Roshanravan, B, Zelnick, LR, Djucovic, D, Gu, H, Alvarez, JA, Ziegler, TR, Gamboa, JL, Utzschneider, K, Kestenbaum, B, Himmelfarb, J, et al
JCI insight. 2018;(16)
Abstract
Chronic kidney disease (CKD) leads to decreased sensitivity to the metabolic effects of insulin, contributing to protein energy wasting and muscle atrophy. Targeted metabolomics profiling during hyperinsulinemic-euglycemic insulin clamp testing may help identify aberrant metabolic pathways contributing to insulin resistance in CKD. Using targeted metabolomics profiling, we examined the plasma metabolome in 95 adults without diabetes in the fasted state (58 with CKD, 37 with normal glomerular filtration rate [GFR]) who underwent hyperinsulinemic-euglycemic clamp. We assessed heterogeneity in fasting metabolites and the response to insulin to identify potential metabolic pathways linking CKD with insulin resistance. Baseline differences and effect modification by CKD status on changes with insulin clamp testing were adjusted for confounders.
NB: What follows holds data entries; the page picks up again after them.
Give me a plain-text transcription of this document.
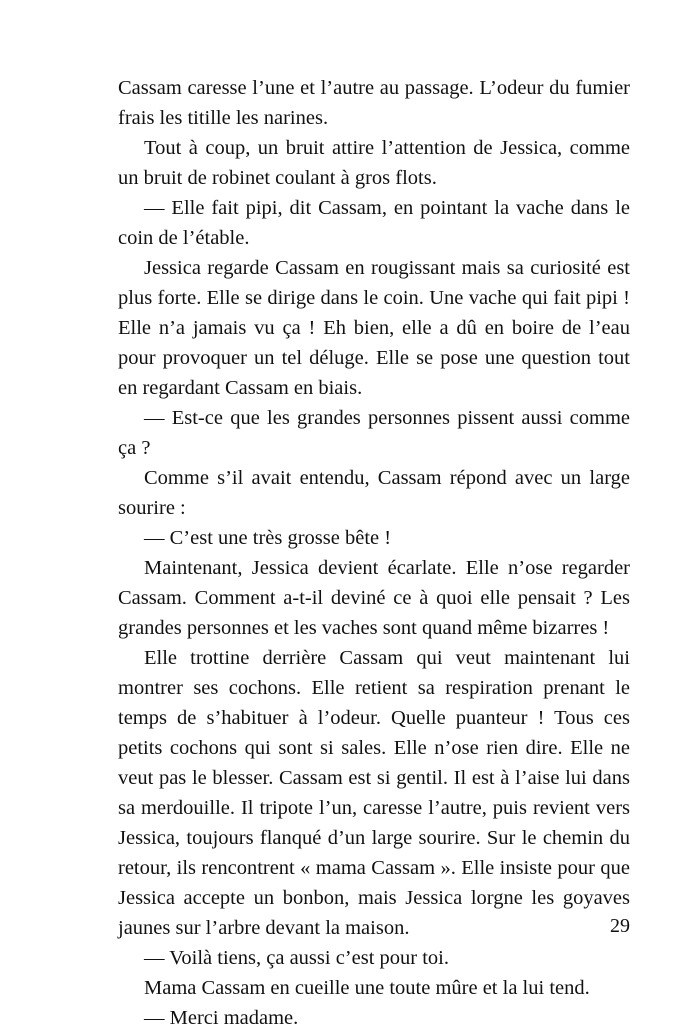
Cassam caresse l’une et l’autre au passage. L’odeur du fumier frais les titille les narines.

Tout à coup, un bruit attire l’attention de Jessica, comme un bruit de robinet coulant à gros flots.

— Elle fait pipi, dit Cassam, en pointant la vache dans le coin de l’étable.

Jessica regarde Cassam en rougissant mais sa curiosité est plus forte. Elle se dirige dans le coin. Une vache qui fait pipi ! Elle n’a jamais vu ça ! Eh bien, elle a dû en boire de l’eau pour provoquer un tel déluge. Elle se pose une question tout en regardant Cassam en biais.

— Est-ce que les grandes personnes pissent aussi comme ça ?

Comme s’il avait entendu, Cassam répond avec un large sourire :

— C’est une très grosse bête !

Maintenant, Jessica devient écarlate. Elle n’ose regarder Cassam. Comment a-t-il deviné ce à quoi elle pensait ? Les grandes personnes et les vaches sont quand même bizarres !

Elle trottine derrière Cassam qui veut maintenant lui montrer ses cochons. Elle retient sa respiration prenant le temps de s’habituer à l’odeur. Quelle puanteur ! Tous ces petits cochons qui sont si sales. Elle n’ose rien dire. Elle ne veut pas le blesser. Cassam est si gentil. Il est à l’aise lui dans sa merdouille. Il tripote l’un, caresse l’autre, puis revient vers Jessica, toujours flanqué d’un large sourire. Sur le chemin du retour, ils rencontrent « mama Cassam ». Elle insiste pour que Jessica accepte un bonbon, mais Jessica lorgne les goyaves jaunes sur l’arbre devant la maison.

— Voilà tiens, ça aussi c’est pour toi.

Mama Cassam en cueille une toute mûre et la lui tend.

— Merci madame.

29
Mean GFR among participants with CKD was 37.3 compared with 89.3 ml/min per 1.73 m2 among controls. Fasted-state differences between CKD and controls included abnormalities in tryptophan metabolism, ubiquinone biosynthesis, and the TCA cycle. Insulin infusion markedly decreased metabolite levels, predominantly amino acids and their metabolites. CKD was associated with attenuated insulin-induced changes in nicotinamide, arachidonic acid, and glutamine/glutamate metabolic pathways. Metabolomics profiling suggests disruption in amino acid metabolism and mitochondrial function as putative manifestations or mechanisms of the impaired anabolic effects of insulin in CKD.